Galka Scheyer starb am 13. Dezember 1945 in ihrem Haus an Krebs, sie wurde 56 Jahre alt. Ihre Mutter war in Deutschland geblieben und hatte sich 1942 am Tag vor der Deportation umgebracht. Wenigstens konnte Galka noch das Ende der Naziherrschaft erleben. Unter glücklicheren Umständen wäre ihr Haus heute eine Begegnungsstätte wie das Thomas Mann House oder wenigstens ein Museum (wenn auch mit herausfordernder Anfahrt) geworden. Ihre Sammlung blieb immerhin komplett erhalten und ist im Norton Simon Museum von Pasadena zu sehen.
Ist es ein Zeichen von Orientalismus, dass das Berggruen Institute für Elif Shafak einen türkischen Teppich ausgerollt hat? Besser gesagt: zwei Kelims, die das Podest zieren, auf dem die türkisch-britische Schriftstellerin sich mit ihrem australischen Kollegen David Francis unterhält. Nicolas Berggruen geht auf Nummer sicher und lässt sich, bevor er seine Gäste zur Veranstaltung in der Suite 500 des Bradbury Building in Downtown L.A. begrüßt, von Elif Shafak ausdrücklich versichern, dass sie sich über diese Ausstattung der Bühne freue – «a blessing» nennt der Hausherr diese Exkulpierung seines Instituts durch den Gast. An demonstrativer Hochachtung lässt Berggruen es nicht fehlen.

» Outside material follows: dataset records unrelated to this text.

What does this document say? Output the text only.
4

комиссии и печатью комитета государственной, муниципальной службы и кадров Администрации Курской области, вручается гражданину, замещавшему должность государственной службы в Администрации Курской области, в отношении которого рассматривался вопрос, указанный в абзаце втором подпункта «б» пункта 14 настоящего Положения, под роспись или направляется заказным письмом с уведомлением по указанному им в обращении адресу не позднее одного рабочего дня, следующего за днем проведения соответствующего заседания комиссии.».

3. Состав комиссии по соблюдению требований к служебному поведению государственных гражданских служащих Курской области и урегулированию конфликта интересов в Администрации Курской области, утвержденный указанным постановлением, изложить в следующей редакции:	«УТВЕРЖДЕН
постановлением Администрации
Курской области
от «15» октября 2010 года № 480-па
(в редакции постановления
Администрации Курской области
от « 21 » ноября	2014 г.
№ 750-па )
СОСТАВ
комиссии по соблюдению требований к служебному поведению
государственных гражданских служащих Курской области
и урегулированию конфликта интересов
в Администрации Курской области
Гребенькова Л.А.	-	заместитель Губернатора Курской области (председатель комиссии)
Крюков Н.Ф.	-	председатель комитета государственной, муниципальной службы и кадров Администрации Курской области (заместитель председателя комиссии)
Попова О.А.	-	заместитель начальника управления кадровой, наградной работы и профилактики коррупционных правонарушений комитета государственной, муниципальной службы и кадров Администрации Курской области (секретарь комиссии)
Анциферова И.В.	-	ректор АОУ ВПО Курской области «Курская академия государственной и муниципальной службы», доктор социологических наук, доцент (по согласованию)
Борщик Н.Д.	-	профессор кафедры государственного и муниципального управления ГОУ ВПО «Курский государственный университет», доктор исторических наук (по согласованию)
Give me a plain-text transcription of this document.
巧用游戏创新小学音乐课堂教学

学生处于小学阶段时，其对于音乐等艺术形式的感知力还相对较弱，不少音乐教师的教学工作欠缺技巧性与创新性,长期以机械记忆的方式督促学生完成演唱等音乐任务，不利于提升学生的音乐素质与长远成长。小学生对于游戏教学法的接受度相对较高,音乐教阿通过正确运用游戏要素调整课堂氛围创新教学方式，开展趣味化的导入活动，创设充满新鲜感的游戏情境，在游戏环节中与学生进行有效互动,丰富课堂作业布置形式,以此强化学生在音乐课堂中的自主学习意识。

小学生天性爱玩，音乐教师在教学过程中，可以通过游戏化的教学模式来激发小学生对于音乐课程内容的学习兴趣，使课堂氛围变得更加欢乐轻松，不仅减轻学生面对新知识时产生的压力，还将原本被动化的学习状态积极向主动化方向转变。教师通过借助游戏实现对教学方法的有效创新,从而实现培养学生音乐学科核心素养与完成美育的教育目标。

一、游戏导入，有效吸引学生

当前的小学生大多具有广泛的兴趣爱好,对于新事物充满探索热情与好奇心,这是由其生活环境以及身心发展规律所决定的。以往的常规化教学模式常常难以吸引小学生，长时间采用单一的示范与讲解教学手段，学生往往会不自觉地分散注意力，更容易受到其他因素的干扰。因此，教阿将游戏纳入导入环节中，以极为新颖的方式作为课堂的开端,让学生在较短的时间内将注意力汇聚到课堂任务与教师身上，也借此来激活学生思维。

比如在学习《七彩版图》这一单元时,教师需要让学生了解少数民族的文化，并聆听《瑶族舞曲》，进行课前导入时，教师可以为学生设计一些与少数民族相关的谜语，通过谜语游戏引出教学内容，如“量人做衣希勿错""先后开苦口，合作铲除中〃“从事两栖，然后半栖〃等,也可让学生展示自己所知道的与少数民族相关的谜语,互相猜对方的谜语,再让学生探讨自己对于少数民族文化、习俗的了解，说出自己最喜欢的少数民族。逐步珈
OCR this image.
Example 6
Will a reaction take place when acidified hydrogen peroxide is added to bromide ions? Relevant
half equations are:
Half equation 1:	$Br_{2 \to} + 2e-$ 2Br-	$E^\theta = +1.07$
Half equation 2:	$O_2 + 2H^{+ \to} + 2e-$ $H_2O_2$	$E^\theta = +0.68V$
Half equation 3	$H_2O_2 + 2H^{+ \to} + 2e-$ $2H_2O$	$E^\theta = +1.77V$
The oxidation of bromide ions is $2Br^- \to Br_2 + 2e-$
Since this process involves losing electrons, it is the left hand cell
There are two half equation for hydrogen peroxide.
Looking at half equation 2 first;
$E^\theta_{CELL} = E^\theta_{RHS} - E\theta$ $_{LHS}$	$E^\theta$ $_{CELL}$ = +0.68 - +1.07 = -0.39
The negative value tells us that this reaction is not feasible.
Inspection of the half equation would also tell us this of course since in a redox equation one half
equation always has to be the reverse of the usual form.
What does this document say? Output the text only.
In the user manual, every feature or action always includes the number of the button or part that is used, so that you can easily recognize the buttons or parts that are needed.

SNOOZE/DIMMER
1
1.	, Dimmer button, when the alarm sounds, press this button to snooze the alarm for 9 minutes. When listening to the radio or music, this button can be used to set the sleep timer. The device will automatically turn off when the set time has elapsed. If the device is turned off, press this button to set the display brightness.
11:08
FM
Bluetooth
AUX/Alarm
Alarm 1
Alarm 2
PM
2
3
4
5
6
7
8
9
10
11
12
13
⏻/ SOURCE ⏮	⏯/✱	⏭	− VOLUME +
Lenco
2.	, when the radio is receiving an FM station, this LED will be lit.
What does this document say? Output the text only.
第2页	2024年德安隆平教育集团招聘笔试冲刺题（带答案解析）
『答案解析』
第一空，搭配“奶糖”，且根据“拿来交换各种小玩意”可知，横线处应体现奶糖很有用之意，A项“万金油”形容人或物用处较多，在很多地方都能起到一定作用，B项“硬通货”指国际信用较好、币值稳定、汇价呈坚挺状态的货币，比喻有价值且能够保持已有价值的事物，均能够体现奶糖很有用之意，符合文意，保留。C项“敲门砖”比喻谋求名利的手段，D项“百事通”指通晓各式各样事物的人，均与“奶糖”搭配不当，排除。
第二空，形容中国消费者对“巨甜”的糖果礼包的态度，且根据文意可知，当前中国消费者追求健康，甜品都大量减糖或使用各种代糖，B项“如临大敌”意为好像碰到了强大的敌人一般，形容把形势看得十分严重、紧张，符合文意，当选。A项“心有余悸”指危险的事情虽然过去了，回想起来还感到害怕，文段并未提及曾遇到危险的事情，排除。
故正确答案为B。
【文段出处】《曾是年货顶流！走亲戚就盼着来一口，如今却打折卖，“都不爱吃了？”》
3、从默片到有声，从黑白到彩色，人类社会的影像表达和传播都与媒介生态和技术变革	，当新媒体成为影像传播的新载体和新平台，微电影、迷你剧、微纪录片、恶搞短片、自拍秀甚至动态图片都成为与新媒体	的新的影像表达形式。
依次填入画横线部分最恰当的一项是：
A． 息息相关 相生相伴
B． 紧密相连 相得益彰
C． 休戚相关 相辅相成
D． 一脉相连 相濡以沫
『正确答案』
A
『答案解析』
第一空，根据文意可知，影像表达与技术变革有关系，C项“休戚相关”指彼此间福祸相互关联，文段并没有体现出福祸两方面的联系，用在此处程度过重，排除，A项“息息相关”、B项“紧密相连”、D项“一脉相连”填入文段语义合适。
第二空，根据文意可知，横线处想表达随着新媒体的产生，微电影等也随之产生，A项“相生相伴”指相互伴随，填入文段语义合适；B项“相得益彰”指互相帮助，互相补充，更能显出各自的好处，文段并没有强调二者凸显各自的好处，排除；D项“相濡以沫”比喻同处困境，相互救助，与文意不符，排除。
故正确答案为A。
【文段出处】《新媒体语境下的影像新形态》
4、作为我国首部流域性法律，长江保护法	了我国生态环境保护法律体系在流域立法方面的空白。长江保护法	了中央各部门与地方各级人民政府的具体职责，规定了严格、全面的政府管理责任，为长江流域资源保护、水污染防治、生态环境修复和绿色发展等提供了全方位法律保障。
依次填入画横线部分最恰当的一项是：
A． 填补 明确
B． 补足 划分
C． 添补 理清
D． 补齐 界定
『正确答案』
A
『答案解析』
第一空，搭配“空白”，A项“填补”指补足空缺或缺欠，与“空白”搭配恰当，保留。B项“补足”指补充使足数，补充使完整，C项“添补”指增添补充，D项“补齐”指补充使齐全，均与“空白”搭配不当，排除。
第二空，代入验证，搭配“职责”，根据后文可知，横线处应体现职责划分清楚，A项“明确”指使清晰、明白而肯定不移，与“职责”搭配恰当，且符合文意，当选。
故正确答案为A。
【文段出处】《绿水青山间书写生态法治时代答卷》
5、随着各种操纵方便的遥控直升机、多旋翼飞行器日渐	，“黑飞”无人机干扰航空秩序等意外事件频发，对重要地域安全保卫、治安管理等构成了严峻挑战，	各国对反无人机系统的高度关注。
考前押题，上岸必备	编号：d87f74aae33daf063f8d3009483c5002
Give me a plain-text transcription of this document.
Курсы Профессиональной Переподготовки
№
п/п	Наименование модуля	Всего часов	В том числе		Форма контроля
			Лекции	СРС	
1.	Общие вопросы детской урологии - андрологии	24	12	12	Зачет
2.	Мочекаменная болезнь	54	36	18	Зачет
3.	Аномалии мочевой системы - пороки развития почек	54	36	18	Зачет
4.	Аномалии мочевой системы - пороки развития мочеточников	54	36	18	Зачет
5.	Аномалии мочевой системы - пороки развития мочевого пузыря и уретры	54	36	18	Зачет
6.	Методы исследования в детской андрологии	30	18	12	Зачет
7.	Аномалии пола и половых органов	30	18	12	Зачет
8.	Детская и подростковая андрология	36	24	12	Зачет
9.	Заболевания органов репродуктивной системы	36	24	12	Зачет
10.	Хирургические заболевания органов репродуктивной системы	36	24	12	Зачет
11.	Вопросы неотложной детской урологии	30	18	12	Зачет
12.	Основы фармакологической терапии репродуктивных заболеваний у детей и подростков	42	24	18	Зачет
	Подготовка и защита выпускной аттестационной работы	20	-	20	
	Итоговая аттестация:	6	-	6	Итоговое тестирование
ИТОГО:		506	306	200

Aber ist es nicht auch ein Zeichen von Orientalismus, wenn sich das Gespräch mit einer Schriftstellerin aus der Türkei nicht um ihre Bücher, sondern um die dortige Politik dreht? Und wenn der Gesprächspartner dann offenbar so wenig weiß über die Türkei, dass er die aktuellen Kommunalwahlergebnisse vom Vortag nicht einmal anspricht, die so viel Ärger bei Präsident Erdoğan hervorgerufen haben – und so viel Hoffnung bei der Opposition, der auch Elif Shafak sich zugehörig fühlt? Natürlich ist es unvermeidlich, dass eine derart politische Autorin wie Shafak auf die Zustände in einem ihrer vielen Heimatländer angesprochen wird (geboren in Frankreich, aufgewachsen in Spanien und der Türkei, britische Staatsbürgerin), aber ein wenig mehr hätte man doch gerne über ihr literarisches Schaffen erfahren, etwas, das über die bloße Inhaltsangabe des letzten Romans, «Three Daughters of Eve», hinausgeht, das diese Schriftstellerin auch in ihrem literarischen Rang würdigt, nicht nur als politische Persönlichkeit. Dadurch wäre auch dem entsprochen worden, was sie fordert: die Anerkennung einer multiplen Identität gegen das derzeit überall florierende Gerede von identity politics.